MK Sidangkan Putusan UU Perselisihan Hubungan Kerja dan Pengalihan Kepemilikan
loading...
A
A
A
JAKARTA - Mahkamah Konstitusi (MK) mengagendakan sidang pleno pembacaan putusan uji materi UU Penyelesaian Perselisihan Hubungan Industrial dan UU Jaminan Fidusia (pengalihan hak kepemilikan) pada Kamis (17/12/2020).
Berdasarkan lansiran website resmi MK, tercantum uji materiil Undang-Undang (UU) Nomor 2 Tahun 2004 tentang Penyelesaian Perselisihan Hubungan Industrial terhadap UUD 1945 teregister dengan perkara nomor: 89/PUU-XVIII/2020. Gugatan diajukan oleh mantan manajer logistik sekaligus mantan direktur PT Frina Lestari Nusantara Yok Sagita.
(Baca: Uji Materi UU Ciptaker, Wakil Ketua MPR Harap Hakim MK Memutus secara Adil)
Sementara uji materiil UU Nomor 42 Tahun 1999 tentang Jaminan Fidusia terhadap UUD 1945 terdaftar dengan perkara nomor: 99/PUU-XVIII/2020. Gugatan diajukan oleh Joshua Michael Djami (kolektor bersertifikasi di sebuah perusahaan finance).
"Acara: Pengucapan Putusan," bunyi informasi singkat di website resmi MK, seperti dikutip KORAN SINDO dan MNC News Portal, di Jakarta, Kamis (17/12/2020).

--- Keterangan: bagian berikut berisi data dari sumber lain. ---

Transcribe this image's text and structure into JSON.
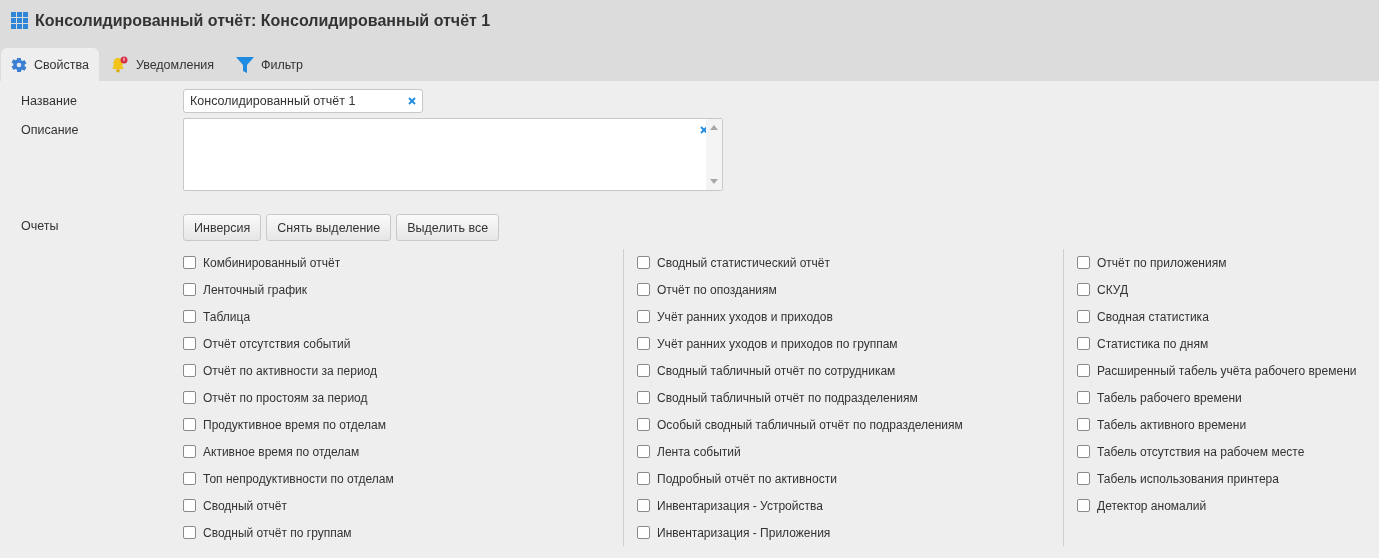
{
  "window": {
    "title": "Консолидированный отчёт: Консолидированный отчёт 1"
  },
  "tabs": [
    {
      "label": "Свойства",
      "selected": true,
      "kind": "properties"
    },
    {
      "label": "Уведомления",
      "selected": false,
      "kind": "notifications"
    },
    {
      "label": "Фильтр",
      "selected": false,
      "kind": "filter"
    }
  ],
  "name_field": {
    "label": "Название",
    "value": "Консолидированный отчёт 1"
  },
  "description_field": {
    "label": "Описание"
  },
  "reports": {
    "label": "Очеты",
    "buttons": [
      "Инверсия",
      "Снять выделение",
      "Выделить все"
    ],
    "columns": [
      [
        {
          "label": "Комбинированный отчёт",
          "checked": false
        },
        {
          "label": "Ленточный график",
          "checked": false
        },
        {
          "label": "Таблица",
          "checked": false
        },
        {
          "label": "Отчёт отсутствия событий",
          "checked": false
        },
        {
          "label": "Отчёт по активности за период",
          "checked": false
        },
        {
          "label": "Отчёт по простоям за период",
          "checked": false
        },
        {
          "label": "Продуктивное время по отделам",
          "checked": false
        },
        {
          "label": "Активное время по отделам",
          "checked": false
        },
        {
          "label": "Топ непродуктивности по отделам",
          "checked": false
        },
        {
          "label": "Сводный отчёт",
          "checked": false
        },
        {
          "label": "Сводный отчёт по группам",
          "checked": false
        }
      ],
      [
        {
          "label": "Сводный статистический отчёт",
          "checked": false
        },
        {
          "label": "Отчёт по опозданиям",
          "checked": false
        },
        {
          "label": "Учёт ранних уходов и приходов",
          "checked": false
        },
        {
          "label": "Учёт ранних уходов и приходов по группам",
          "checked": false
        },
        {
          "label": "Сводный табличный отчёт по сотрудникам",
          "checked": false
        },
        {
          "label": "Сводный табличный отчёт по подразделениям",
          "checked": false
        },
        {
          "label": "Особый сводный табличный отчёт по подразделениям",
          "checked": false
        },
        {
          "label": "Лента событий",
          "checked": false
        },
        {
          "label": "Подробный отчёт по активности",
          "checked": false
        },
        {
          "label": "Инвентаризация - Устройства",
          "checked": false
        },
        {
          "label": "Инвентаризация - Приложения",
          "checked": false
        }
      ],
      [
        {
          "label": "Отчёт по приложениям",
          "checked": false
        },
        {
          "label": "СКУД",
          "checked": false
        },
        {
          "label": "Сводная статистика",
          "checked": false
        },
        {
          "label": "Статистика по дням",
          "checked": false
        },
        {
          "label": "Расширенный табель учёта рабочего времени",
          "checked": false
        },
        {
          "label": "Табель рабочего времени",
          "checked": false
        },
        {
          "label": "Табель активного времени",
          "checked": false
        },
        {
          "label": "Табель отсутствия на рабочем месте",
          "checked": false
        },
        {
          "label": "Табель использования принтера",
          "checked": false
        },
        {
          "label": "Детектор аномалий",
          "checked": false
        }
      ]
    ]
  }
}
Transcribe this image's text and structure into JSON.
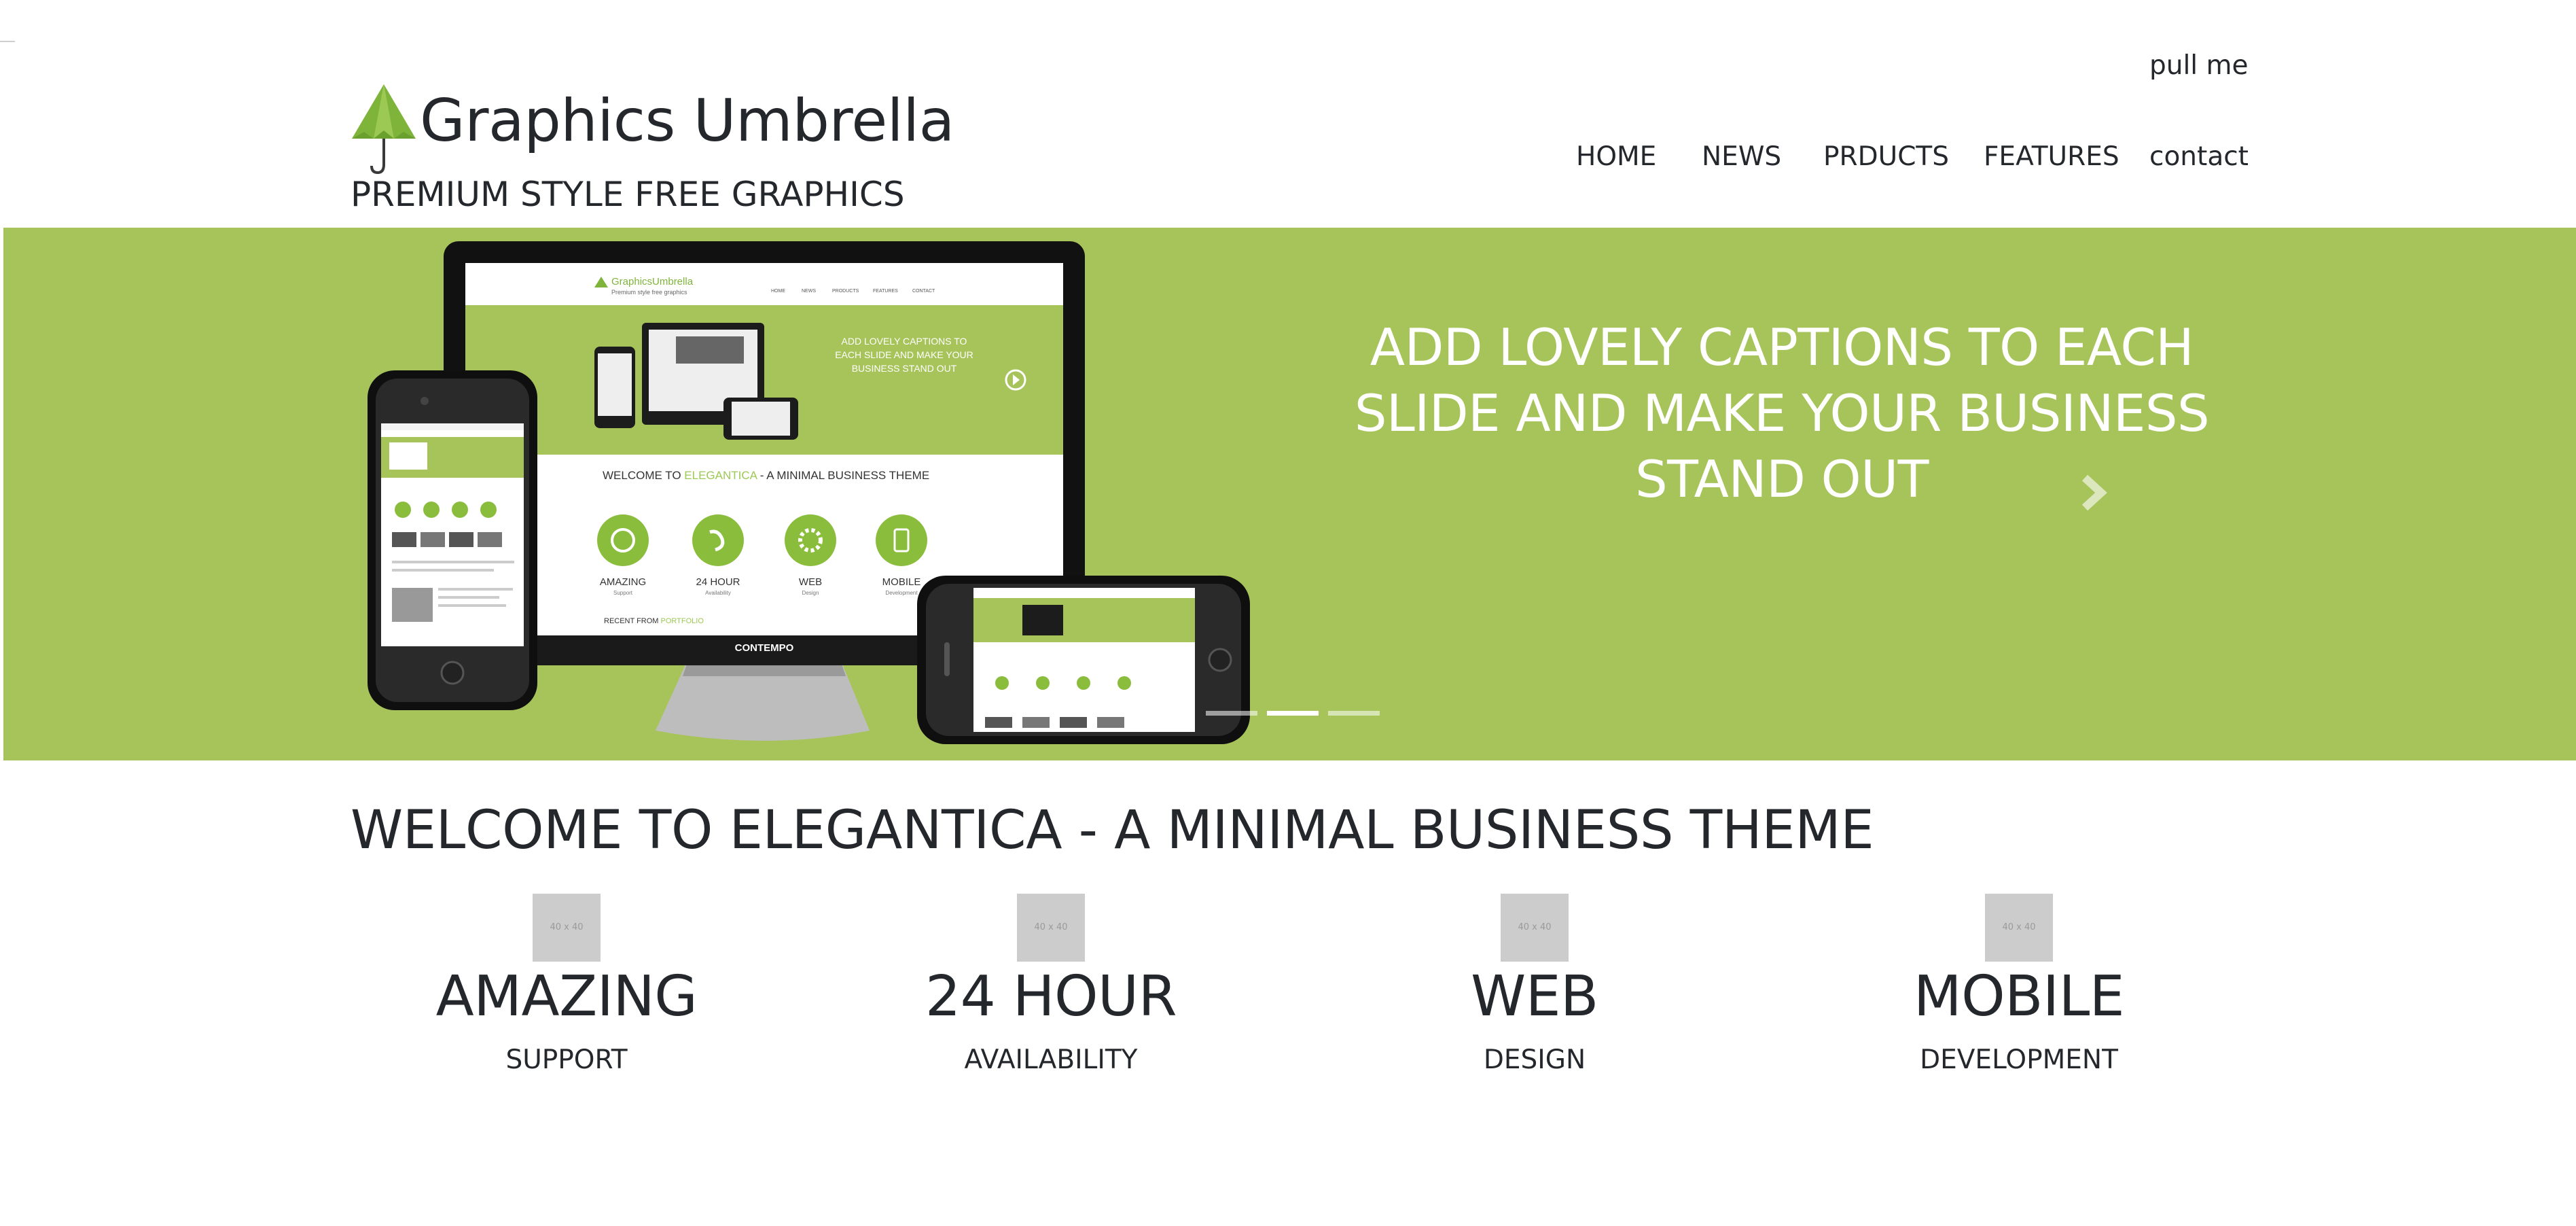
{
  "header": {
    "site_name": "Graphics Umbrella",
    "tagline": "PREMIUM STYLE FREE GRAPHICS",
    "pull_me": "pull me",
    "nav": [
      "HOME",
      "NEWS",
      "PRDUCTS",
      "FEATURES",
      "contact"
    ]
  },
  "slider": {
    "caption_lines": [
      "ADD LOVELY CAPTIONS TO EACH",
      "SLIDE AND MAKE YOUR BUSINESS",
      "STAND OUT"
    ],
    "next_icon": "chevron-right-icon",
    "active_dot": 2,
    "dot_count": 3,
    "mockup": {
      "site_name": "GraphicsUmbrella",
      "tagline": "Premium style free graphics",
      "nav": [
        "HOME",
        "NEWS",
        "PRODUCTS",
        "FEATURES",
        "CONTACT"
      ],
      "caption": [
        "ADD LOVELY CAPTIONS TO",
        "EACH SLIDE AND MAKE YOUR",
        "BUSINESS STAND OUT"
      ],
      "welcome_prefix": "WELCOME TO ",
      "welcome_brand": "ELEGANTICA",
      "welcome_suffix": " - A MINIMAL BUSINESS THEME",
      "features": [
        {
          "title": "AMAZING",
          "sub": "Support"
        },
        {
          "title": "24 HOUR",
          "sub": "Availability"
        },
        {
          "title": "WEB",
          "sub": "Design"
        },
        {
          "title": "MOBILE",
          "sub": "Development"
        }
      ],
      "recent_prefix": "RECENT FROM ",
      "recent_link": "PORTFOLIO",
      "monitor_label": "CONTEMPO"
    }
  },
  "welcome": "WELCOME TO ELEGANTICA - A MINIMAL BUSINESS THEME",
  "features": [
    {
      "placeholder": "40 x 40",
      "title": "AMAZING",
      "sub": "SUPPORT"
    },
    {
      "placeholder": "40 x 40",
      "title": "24 HOUR",
      "sub": "AVAILABILITY"
    },
    {
      "placeholder": "40 x 40",
      "title": "WEB",
      "sub": "DESIGN"
    },
    {
      "placeholder": "40 x 40",
      "title": "MOBILE",
      "sub": "DEVELOPMENT"
    }
  ],
  "colors": {
    "brand_green": "#a7c45a",
    "text": "#24282c",
    "placeholder_bg": "#cccccc"
  }
}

Berdasarkan berkas gugatan perkara nomor 89, Yok Sagita menguji ketentuan Pasal 55 UU Nomor 2 Tahun 2004. Pasal ini berbunyi, "Pengadilan Hubungan Industrial merupakan pengadilan khusus yang berada pada lingkungan peradilan umum."
(Klik ini untuk ikuti survei SINDOnews tentang Calon Presiden 2024)
Yok yang pernah bekerja selama 6 tahun di PT Frina Lestari Nusantara merasa telah kehilangan hak konstitusionalnya berdasarkan Pasal 28D ayat (1) dan Pasal 28H ayat (2) UUD 1945.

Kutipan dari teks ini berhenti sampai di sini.